Receiving less attention during this same time span was Phil and Amy Mickelson going through another type of personal hell. The antithesis of the Tiger and Elin drama. Rather than turning a blind eye to the vows of marriage, Phil Mickelson has shown ultimate commitment to his partner. And just as he plays the game of golf, he has carried himself humbly, never seeking fanfare, but never shying away from a handshake. Forcing a smile on his face even while the demon of cancer ravaged his wife’s body, and wreaked havoc on his own psyche.
Amy Mickelson has stood by her husband through many tormented years of professional strife. She stood by him equally when he held the moniker “The greatest player to never win a major”, as she does now that he is a three time Masters winner. Saturday night, (when in years past Phil would be in some Zen like trance with Bones MacKay preparing for the Sunday showdown) Phil’s daughter broke her wrist rollerblading. Amy Mickelson lay in bed, fighting off the abnormal cell growth with all her might. Normally she would have taken care of the family at such a pinnacle moment. But this time Phil, the humble husband, called the tournament doctor and asked if he would come in at 10pm to take care of his wounded daughter. Some people would see this moment as a distraction. But for a man with a champions mindset, this is just a moment to exhibit character.
Psychology plays a major role in the game of golf. It is often said that a caddy is, more than any other duty, an on course psychologist for the golfer. And golf, of all our beloved sports, is the most personal. Sporting events are reality television for men. The relationship between fan and player is more visceral in golf than any other sport. It may be due to the fact that there is no helmet hiding the facial expressions and frustrations of the player from the fans. It may be due to the fact that fans are often only a few feet away from the player during any of the 60-70 something shots they hit in a round. But this dynamic between player and fan reveals itself most obviously in the fact that any amateur golfer when in a slump will go out and buy their favorite golfers clubs hoping for a quick and expensive cure.

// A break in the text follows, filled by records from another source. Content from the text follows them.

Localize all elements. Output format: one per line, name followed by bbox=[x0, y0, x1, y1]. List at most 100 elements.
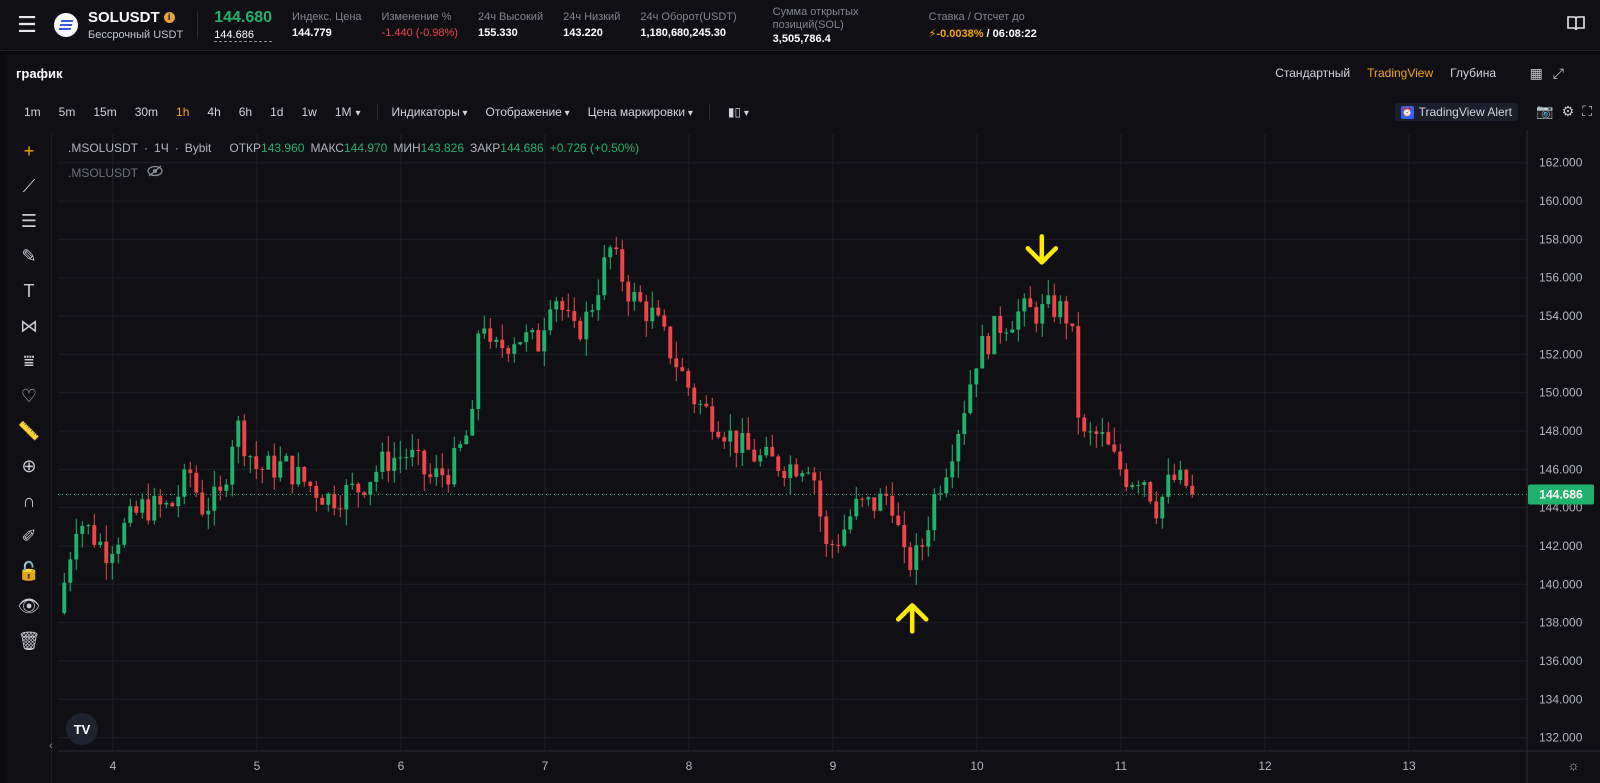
candle-up bbox=[602, 257, 607, 296]
timeframe-1M[interactable]: 1M bbox=[334, 105, 352, 119]
candle-down bbox=[656, 307, 661, 316]
timeframe-6h[interactable]: 6h bbox=[238, 105, 253, 119]
candle-up bbox=[212, 486, 217, 511]
collapse-toolbar-icon[interactable]: ‹ bbox=[49, 740, 53, 752]
candle-up bbox=[62, 582, 67, 614]
candle-up bbox=[956, 433, 961, 462]
zoom-in-icon[interactable]: ⊕ bbox=[21, 456, 37, 476]
candle-up bbox=[800, 473, 805, 477]
candle-down bbox=[710, 406, 715, 432]
open-interest-label: Сумма открытых позиций(SOL) bbox=[772, 5, 859, 31]
view-tab[interactable]: TradingView bbox=[1367, 66, 1434, 80]
view-tab[interactable]: Стандартный bbox=[1275, 66, 1351, 80]
brush-icon[interactable]: ✎ bbox=[21, 246, 37, 266]
timeframe-15m[interactable]: 15m bbox=[93, 105, 117, 119]
candle-down bbox=[272, 455, 277, 478]
candle-up bbox=[1136, 485, 1141, 487]
ruler-icon[interactable]: 📏 bbox=[17, 421, 41, 441]
mark-price[interactable]: 144.686 bbox=[214, 29, 273, 42]
hamburger-menu-icon[interactable]: ☰ bbox=[17, 12, 37, 37]
candle-down bbox=[668, 326, 673, 359]
expand-icon[interactable]: ⤢ bbox=[1552, 65, 1564, 81]
magnet-icon[interactable]: ∩ bbox=[22, 491, 36, 511]
close-value: 144.686 bbox=[500, 141, 544, 155]
open-value: 143.960 bbox=[261, 141, 305, 155]
crosshair-icon[interactable]: + bbox=[23, 141, 35, 161]
info-icon[interactable]: i bbox=[163, 12, 175, 23]
candle-down bbox=[536, 330, 541, 352]
pattern-icon[interactable]: ⋈ bbox=[20, 316, 38, 336]
book-icon[interactable] bbox=[1566, 14, 1586, 32]
text-tool-icon[interactable]: T bbox=[23, 281, 35, 301]
chart-settings-icon[interactable]: ☼ bbox=[1567, 757, 1580, 773]
candle-up bbox=[1010, 329, 1015, 333]
candle-down bbox=[722, 437, 727, 442]
toolbar-menu[interactable]: Индикаторы bbox=[392, 105, 468, 119]
candle-up bbox=[524, 332, 529, 343]
candle-up bbox=[248, 456, 253, 458]
layout-grid-icon[interactable]: ▦ bbox=[1529, 65, 1543, 81]
candle-up bbox=[866, 497, 871, 500]
candle-down bbox=[614, 247, 619, 250]
eye-icon[interactable]: 👁 bbox=[17, 596, 41, 616]
candle-down bbox=[716, 431, 721, 438]
solana-logo-icon bbox=[54, 13, 78, 37]
candle-down bbox=[896, 515, 901, 525]
candle-up bbox=[554, 301, 559, 310]
chart-type-candles-icon[interactable]: ▮▯ bbox=[728, 105, 749, 119]
close-label: ЗАКР bbox=[470, 141, 501, 155]
candle-down bbox=[638, 291, 643, 302]
x-tick-label: 8 bbox=[686, 759, 693, 773]
candle-down bbox=[794, 464, 799, 477]
toolbar-menu[interactable]: Цена маркировки bbox=[588, 105, 693, 119]
symbol-block[interactable]: SOLUSDT i Бессрочный USDT bbox=[88, 9, 183, 41]
candle-up bbox=[1016, 311, 1021, 330]
stat-value: -1.440 (-0.98%) bbox=[381, 27, 458, 39]
candle-up bbox=[122, 522, 127, 545]
fullscreen-icon[interactable]: ⛶ bbox=[1582, 103, 1592, 119]
candle-down bbox=[818, 480, 823, 517]
trash-icon[interactable]: 🗑 bbox=[17, 631, 41, 651]
timeframe-1d[interactable]: 1d bbox=[270, 105, 284, 119]
lightning-icon: ⚡ bbox=[928, 27, 937, 40]
chart-toolbar: 1m 5m 15m 30m 1h 4h 6h 1d 1w 1M Индикаторы Отображ… bbox=[6, 98, 1600, 126]
tradingview-alert-button[interactable]: ⏰ TradingView Alert bbox=[1394, 103, 1518, 121]
view-tab[interactable]: Глубина bbox=[1450, 66, 1496, 80]
timeframe-1m[interactable]: 1m bbox=[24, 105, 41, 119]
candle-up bbox=[974, 368, 979, 385]
trend-line-icon[interactable]: ⟋ bbox=[22, 176, 36, 196]
prediction-icon[interactable]: ⩸ bbox=[23, 351, 35, 371]
candle-down bbox=[134, 506, 139, 513]
timeframe-1w[interactable]: 1w bbox=[301, 105, 317, 119]
unlock-icon[interactable]: 🔓 bbox=[17, 561, 41, 581]
price-block: 144.680 144.686 bbox=[214, 9, 273, 42]
contract-type: Бессрочный USDT bbox=[88, 29, 184, 41]
camera-icon[interactable]: 📷 bbox=[1536, 103, 1554, 119]
timeframe-4h[interactable]: 4h bbox=[207, 105, 221, 119]
candle-down bbox=[620, 249, 625, 282]
candle-down bbox=[260, 469, 265, 471]
candle-down bbox=[1154, 501, 1159, 519]
tradingview-logo[interactable]: TV bbox=[66, 713, 98, 745]
lock-drawing-icon[interactable]: ✐ bbox=[21, 526, 37, 546]
timeframe-5m[interactable]: 5m bbox=[58, 105, 76, 119]
settings-icon[interactable]: ⚙ bbox=[1561, 103, 1575, 119]
candle-up bbox=[284, 455, 289, 462]
timeframe-1h[interactable]: 1h bbox=[176, 105, 190, 119]
legend-dot: · bbox=[144, 141, 149, 155]
candle-up bbox=[128, 506, 133, 523]
eye-hidden-icon[interactable] bbox=[146, 165, 164, 180]
stat-label: 24ч Низкий bbox=[563, 11, 621, 23]
heart-icon[interactable]: ♡ bbox=[20, 386, 38, 406]
last-price-badge bbox=[1528, 484, 1594, 505]
fib-lines-icon[interactable]: ☰ bbox=[20, 211, 38, 231]
funding-label[interactable]: Ставка / Отсчет до bbox=[928, 10, 1025, 23]
symbol-name[interactable]: SOLUSDT bbox=[88, 9, 160, 26]
candle-up bbox=[764, 447, 769, 456]
ticker-stat: 24ч Низкий 143.220 bbox=[563, 11, 620, 39]
candle-up bbox=[182, 469, 187, 497]
toolbar-menu[interactable]: Отображение bbox=[486, 105, 570, 119]
timeframe-30m[interactable]: 30m bbox=[134, 105, 159, 119]
y-tick-label: 160.000 bbox=[1539, 194, 1583, 208]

For those reasons, it is no surprise that Tiger Woods chose to take an extended leave of absence so as not to reveal the torment he was going through to the fans. No one can blame him for that tact. Any salesman would not want the customer to see them stripped bare. Phil chose again to follow a different path. He continued to play, and play well. And again, the fans embraced him for it. He didn’t seek attention, other than adding an embroidered pink ribbon on his cap. But he also did not shrink away from his duties as an ambassador to the sport.
On this Sunday afternoon, the titans of the sport took their respective position. Again Phil battled from behind to win, showing the character and will he is known for. And Tiger, again, could not win a major unless he was well in the lead.
On this Sunday afternoon, there was no more hiding this personal strife. At the end of the day, one man stood in a lonely spotlight. While the other held his debilitated wife, center stage, showing that good men do in fact finish first.
On this Sunday afternoon, we saw once again what makes golf great. In golf it’s not about having the most brawn or bravado. It’s not about having the most sinew or swagger. In golf, the champion has the most character and honor.
On this Sunday afternoon, in more ways than one, the better man emerged victorious.